Der Grund, sieben Hektar ungefähr, gehört der Diözese Eisenstadt. Die hat ihn der orthodoxen Kirche gewissermaßen als Lehen gegeben. Und hier soll Mitteleuropas erstes griechisch-orthodoxes Kloster entstehen. Paul Zulehner, der katholische Pastoraltheologe, nennt das „ein großes Glück“, denn „damit erhalte der Ort ein spirituelles Juwel“.
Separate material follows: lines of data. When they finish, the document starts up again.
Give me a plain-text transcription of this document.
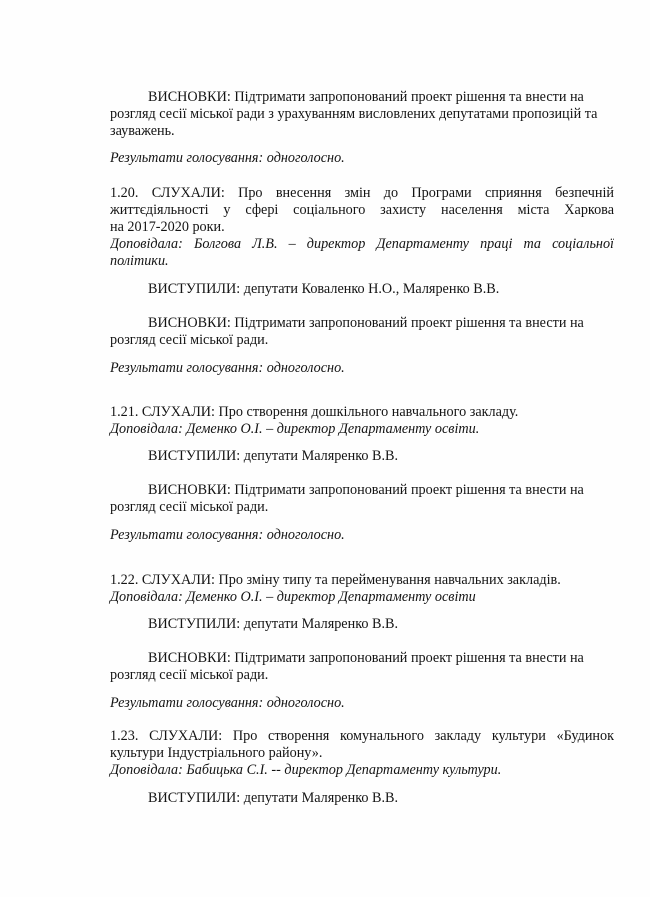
ВИСНОВКИ: Підтримати запропонований проект рішення та внести на
розгляд сесії міської ради з урахуванням висловлених депутатами пропозицій та
зауважень.
Результати голосування: одноголосно.
1.20. СЛУХАЛИ: Про внесення змін до Програми сприяння безпечній
життєдіяльності у сфері соціального захисту населення міста Харкова
на 2017-2020 роки.
Доповідала: Болгова Л.В. – директор Департаменту праці та соціальної
політики.
ВИСТУПИЛИ: депутати Коваленко Н.О., Маляренко В.В.
ВИСНОВКИ: Підтримати запропонований проект рішення та внести на
розгляд сесії міської ради.
Результати голосування: одноголосно.
1.21. СЛУХАЛИ: Про створення дошкільного навчального закладу.
Доповідала: Деменко О.І. – директор Департаменту освіти.
ВИСТУПИЛИ: депутати Маляренко В.В.
ВИСНОВКИ: Підтримати запропонований проект рішення та внести на
розгляд сесії міської ради.
Результати голосування: одноголосно.
1.22. СЛУХАЛИ: Про зміну типу та перейменування навчальних закладів.
Доповідала: Деменко О.І. – директор Департаменту освіти
ВИСТУПИЛИ: депутати Маляренко В.В.
ВИСНОВКИ: Підтримати запропонований проект рішення та внести на
розгляд сесії міської ради.
Результати голосування: одноголосно.
1.23. СЛУХАЛИ: Про створення комунального закладу культури «Будинок
культури Індустріального району».
Доповідала: Бабицька С.І. -- директор Департаменту культури.
ВИСТУПИЛИ: депутати Маляренко В.В.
Ob St. Andrä dieses Glück annehmen will, wird sich bald vorentscheiden. Es gibt nämlich auch hartnäckigen Widerstand gegen den Klosterbau, für den sich vor rund einem Jahr eine Volksbefra- gung schon ausgesprochen hat. Nun wurden Unterschriften gesammelt, um eine kommunale Volksabstimmung zu erzwingen, so wie im benachbarten Frauenkirchen in Glashaus-Angelegenheiten. Vor 14 Tagen verkündeten die Klostergegner, sie hätten die nötigen 25 Prozent der Wahlberechtigten beieinander, es gab allerdings fehlerhafte darunter, die Nachfrist endet am Dienstag.
„Innerhalb von drei Monaten“, so Gerhard Mauersics, der Sprecher der Initiative, „muss dann die Volksabstimmung durchgeführt werden.“Dass sie das wird, man also die nötigen Unterschriften gegen die Umwidmung zusam- menbringe, bezweifelt er nicht. „Es schaut gut aus“, sagte er vergangene Woche.
Während die ortspolitischen Wogen, wenn schon nicht hoch, so doch hin und her gehen, hat sich im vergangenen Jahr bereits so was wie ein orthodoxes Leben etabliert in der 1300-Seelen-Gemeinde im Seewinkel. Die Mönche – sechs sind es zurzeit – haben sich eingerichtet in einem Haus gegenüber dem Bahnhof.
Ein offenes Haus, wie man betont. „Wir sind ja zur Gastfreundschaft angehalten“, sagt Pater Igor. Und man erlebe diese hier auch, im Seewinkel. Gerade zu den Gottesdiensten in der kleinen St.-Bar- tholomäus-Kapelle, „in denen“, so Paul Zulehner, „der Himmel auf die Erde heruntergesungen wird“, lade man die Ortsbevölkerung. Das werde auch angenommen. Ein Verein der Freunde hat sich etabliert, eine Wirtin versorgt die Mönche zuweilen mit Essen, ein Landwirt unterweist Pater Arsenios in der Kunst der Ziegenhaltung.
Eine Pension musste in diesem Winter Heizkörper anschaffen, weil auch außerhalb der bisherigen Saison auf einmal Gäste gekommen sind, beziehungsweise Pilger, wie die Patres sagen. Als Teil der Tourismuswirtschaft sieht man sich klarerweise nicht, aber man bestreitet auch nicht den Effekt. „Die Pilger kommen ja nicht nur zu uns“, sagt Pater Arsenios – sondern auch in die Therme für den Leib nach Frauenkirchen; oder in die Therme für den Shoppingwahn nach Parndorf.
Für die katholische Verpächterin ist das Projekt ein Teil des Vermächtnisses von Kardinal König, der ja sein Lebtag lang beschäftigt war mit dem Voranbringen der Ökumene. Bischof Ägidius Zsifkovics war auch heuer wieder bei der traditionellen Wasserweihe, diesmal auf dem Eis des Zicksees. Stanislav Zvolenský, Erzbischof von Bratislava, hat dem Kloster Reliquien des heiligen Johannes von Alexandrien geschenkt. Der Papst hat das Vorhaben gesegnet, nicht nur abgesegnet.
Nicht mehr als zwölf Brüder
Das Kloster wird – so die Umwidmung nicht zurückgenommen werden muss – den schönen Namen „Maria Schutz Kloster des heiligen Paisios vom Berg Athos“tragen. Mehr als zwölf Brüder werden dort nicht leben, sagt Pater Igor, nur so viele Zellen werde es geben. Aber St. Andrä soll doch auch ein spirituelles Zentrum werden für die immerhin 600.000 Orthodoxen in Österreich.
Ob griechisch, serbisch, russisch – orthodox sei orthodox. Man unterscheide sich nur in der liturgischen Sprache. In St. Andrä ist die Umgangssprache deutsch. Zwei der zurzeit sechs Mönche, darunter der angehende Ziegenzüchter Arsenios, sprechen es mit griechischem Zungenschlag, Pater Igor, Student der Religionswissenschaft an der Uni Wien, tut das mit unüberhörbar wienerischem in serbischer Prägung, der Abt mit pfälzischem. Er heißt Paisios Jung.